When the next president, L. Song Richardson, accepted the position, a similar sequence of events followed, with her resignation coming quickly after she committed to incorporating the Catamount Center and CC, Drossman said.
In the years the TREE faculty was pushing for integration with CC, the college saw five new development directors and three new presidents, according to Drossman.
“We were back to square one again and again. That was hard. At this point we had been at it almost seven years,” Drossman said.
Drossman said his request to take the director position in the process of adopting the Catamount Center to CC was never filled, and the framework he had wanted to create for TREE’s future, what would come after him, was never recognized by CC.
“The first question they always ask me is, ‘do we have to keep running TREE?’ and I would always say no,” Drossman said about CC’s administration. “It wasn’t until this year that they canceled TREE that I saw how hard it would be to think about that, largely because of the number of kids who weren’t gonna get exposed to environmental education and how important that was to me and Julie.”
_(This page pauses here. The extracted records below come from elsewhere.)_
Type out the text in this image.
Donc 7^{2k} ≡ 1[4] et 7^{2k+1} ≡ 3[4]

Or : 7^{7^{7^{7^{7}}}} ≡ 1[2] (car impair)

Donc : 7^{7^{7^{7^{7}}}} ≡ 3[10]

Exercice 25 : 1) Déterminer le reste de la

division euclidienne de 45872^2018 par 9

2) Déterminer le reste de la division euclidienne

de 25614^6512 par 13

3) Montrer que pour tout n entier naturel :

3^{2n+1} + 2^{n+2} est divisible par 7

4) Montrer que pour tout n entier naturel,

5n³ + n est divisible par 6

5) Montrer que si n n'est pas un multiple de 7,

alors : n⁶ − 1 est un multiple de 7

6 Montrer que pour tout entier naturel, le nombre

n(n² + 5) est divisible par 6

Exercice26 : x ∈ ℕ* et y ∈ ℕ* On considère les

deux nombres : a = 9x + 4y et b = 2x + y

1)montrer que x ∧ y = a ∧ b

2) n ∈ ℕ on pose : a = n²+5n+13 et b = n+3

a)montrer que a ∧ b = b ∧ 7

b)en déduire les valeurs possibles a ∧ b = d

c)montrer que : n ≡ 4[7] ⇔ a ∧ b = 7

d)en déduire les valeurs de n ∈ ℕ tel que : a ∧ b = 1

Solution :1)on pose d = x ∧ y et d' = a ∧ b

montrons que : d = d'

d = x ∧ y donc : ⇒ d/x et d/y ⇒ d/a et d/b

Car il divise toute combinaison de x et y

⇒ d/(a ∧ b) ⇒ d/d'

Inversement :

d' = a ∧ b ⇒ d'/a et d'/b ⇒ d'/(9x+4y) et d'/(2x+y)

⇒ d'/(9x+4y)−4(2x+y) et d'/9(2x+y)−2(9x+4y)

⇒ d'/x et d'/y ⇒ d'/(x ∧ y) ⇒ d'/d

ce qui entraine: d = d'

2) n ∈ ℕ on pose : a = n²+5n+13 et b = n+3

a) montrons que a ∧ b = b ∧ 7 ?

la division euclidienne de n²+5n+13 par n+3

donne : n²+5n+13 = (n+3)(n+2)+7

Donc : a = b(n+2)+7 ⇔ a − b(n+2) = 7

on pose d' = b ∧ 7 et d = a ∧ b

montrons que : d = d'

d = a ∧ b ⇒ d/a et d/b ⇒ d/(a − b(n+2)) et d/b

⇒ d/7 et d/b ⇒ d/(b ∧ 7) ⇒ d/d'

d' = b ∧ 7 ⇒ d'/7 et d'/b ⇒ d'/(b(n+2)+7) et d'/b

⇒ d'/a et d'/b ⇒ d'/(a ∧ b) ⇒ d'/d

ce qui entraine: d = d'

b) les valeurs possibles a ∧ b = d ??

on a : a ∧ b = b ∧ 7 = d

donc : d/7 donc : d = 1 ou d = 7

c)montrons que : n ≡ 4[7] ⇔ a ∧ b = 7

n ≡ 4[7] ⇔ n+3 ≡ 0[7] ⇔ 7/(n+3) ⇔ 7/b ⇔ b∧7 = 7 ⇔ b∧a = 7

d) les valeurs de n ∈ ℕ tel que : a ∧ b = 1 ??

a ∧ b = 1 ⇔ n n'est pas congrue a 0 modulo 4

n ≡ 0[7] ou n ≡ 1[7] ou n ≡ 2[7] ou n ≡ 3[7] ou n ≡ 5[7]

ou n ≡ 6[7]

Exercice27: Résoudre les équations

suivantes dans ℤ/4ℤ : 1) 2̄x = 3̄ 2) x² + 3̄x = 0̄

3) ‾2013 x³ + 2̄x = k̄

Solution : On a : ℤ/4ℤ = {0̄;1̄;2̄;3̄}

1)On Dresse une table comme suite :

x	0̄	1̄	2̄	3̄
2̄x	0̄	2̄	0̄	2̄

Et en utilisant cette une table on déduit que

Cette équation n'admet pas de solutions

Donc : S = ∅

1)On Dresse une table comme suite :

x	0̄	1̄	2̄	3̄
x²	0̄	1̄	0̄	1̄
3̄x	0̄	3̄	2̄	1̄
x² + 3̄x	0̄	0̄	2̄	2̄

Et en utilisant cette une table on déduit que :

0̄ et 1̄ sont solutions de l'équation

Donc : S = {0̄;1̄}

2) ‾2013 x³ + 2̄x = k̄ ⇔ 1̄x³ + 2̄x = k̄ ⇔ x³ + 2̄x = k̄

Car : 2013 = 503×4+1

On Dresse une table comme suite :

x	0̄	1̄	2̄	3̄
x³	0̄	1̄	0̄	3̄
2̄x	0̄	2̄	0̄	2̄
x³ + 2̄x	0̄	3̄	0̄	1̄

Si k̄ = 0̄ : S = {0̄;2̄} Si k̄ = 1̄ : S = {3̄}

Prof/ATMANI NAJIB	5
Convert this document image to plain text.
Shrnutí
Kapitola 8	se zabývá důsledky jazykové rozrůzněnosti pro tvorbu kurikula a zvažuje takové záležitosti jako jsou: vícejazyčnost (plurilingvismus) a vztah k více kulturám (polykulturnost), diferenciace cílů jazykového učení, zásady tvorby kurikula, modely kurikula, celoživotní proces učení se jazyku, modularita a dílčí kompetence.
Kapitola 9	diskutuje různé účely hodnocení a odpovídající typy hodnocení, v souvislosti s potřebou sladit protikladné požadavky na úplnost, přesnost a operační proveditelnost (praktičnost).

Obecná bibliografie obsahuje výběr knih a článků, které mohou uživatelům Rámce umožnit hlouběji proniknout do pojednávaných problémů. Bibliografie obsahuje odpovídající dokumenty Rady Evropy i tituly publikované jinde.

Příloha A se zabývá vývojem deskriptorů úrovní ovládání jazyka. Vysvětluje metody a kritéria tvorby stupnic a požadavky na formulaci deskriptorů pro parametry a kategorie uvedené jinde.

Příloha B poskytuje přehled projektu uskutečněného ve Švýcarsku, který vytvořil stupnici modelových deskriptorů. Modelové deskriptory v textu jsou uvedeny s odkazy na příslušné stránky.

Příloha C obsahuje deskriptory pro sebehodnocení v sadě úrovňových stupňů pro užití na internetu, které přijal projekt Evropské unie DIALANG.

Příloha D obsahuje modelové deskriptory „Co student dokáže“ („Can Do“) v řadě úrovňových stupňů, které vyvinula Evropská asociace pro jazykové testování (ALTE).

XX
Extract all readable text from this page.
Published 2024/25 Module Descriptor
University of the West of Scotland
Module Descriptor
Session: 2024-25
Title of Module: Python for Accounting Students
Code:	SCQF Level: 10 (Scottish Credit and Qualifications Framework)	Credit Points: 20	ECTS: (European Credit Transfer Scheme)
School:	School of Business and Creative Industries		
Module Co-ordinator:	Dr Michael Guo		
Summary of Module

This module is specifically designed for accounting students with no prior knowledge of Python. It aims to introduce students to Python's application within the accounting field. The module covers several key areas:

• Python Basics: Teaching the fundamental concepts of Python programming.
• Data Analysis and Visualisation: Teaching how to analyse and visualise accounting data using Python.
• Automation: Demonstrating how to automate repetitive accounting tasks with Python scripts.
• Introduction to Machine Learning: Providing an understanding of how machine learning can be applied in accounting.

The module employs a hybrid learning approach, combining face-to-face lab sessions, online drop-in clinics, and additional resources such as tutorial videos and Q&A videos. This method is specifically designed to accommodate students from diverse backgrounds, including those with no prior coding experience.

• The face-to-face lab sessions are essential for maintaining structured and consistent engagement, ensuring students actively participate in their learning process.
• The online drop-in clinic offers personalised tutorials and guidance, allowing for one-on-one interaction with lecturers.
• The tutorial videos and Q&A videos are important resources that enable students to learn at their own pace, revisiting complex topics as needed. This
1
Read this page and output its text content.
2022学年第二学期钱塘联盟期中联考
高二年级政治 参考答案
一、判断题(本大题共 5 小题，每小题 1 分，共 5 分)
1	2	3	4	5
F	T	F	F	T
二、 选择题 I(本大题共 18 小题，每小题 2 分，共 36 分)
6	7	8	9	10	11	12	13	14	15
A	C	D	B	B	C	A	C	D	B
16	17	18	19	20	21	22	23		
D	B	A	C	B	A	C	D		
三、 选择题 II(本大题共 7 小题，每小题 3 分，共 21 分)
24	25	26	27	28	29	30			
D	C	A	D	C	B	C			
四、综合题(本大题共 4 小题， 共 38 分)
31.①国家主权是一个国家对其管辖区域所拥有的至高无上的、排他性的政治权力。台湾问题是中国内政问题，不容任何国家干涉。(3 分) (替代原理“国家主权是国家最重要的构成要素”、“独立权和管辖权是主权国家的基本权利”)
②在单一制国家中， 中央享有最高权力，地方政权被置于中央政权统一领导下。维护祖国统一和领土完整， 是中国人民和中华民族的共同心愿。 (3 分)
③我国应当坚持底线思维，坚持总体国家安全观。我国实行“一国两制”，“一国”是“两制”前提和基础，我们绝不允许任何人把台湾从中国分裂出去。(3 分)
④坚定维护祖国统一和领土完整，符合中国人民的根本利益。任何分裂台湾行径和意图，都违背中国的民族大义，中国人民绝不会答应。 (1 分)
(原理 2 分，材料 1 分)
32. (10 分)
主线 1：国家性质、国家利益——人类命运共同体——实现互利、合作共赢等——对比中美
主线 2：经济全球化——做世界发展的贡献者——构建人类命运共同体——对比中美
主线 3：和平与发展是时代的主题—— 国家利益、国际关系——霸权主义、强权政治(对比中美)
Those attending schools in Woodland Park are surrounded by nature, and Drossman’s mission involves giving them a deeper understanding and connection to what is around them. He said the kids loved it, with soaring feedback coming to TREE each year.
An institution that prides itself on sustainability, unique learning models, and involvement with the natural world, a program that embodies all those principles fell through regarding funding priorities.
“They own something they feel they need to make money on rather than go to mission alignment with environmental education,” said Drossman.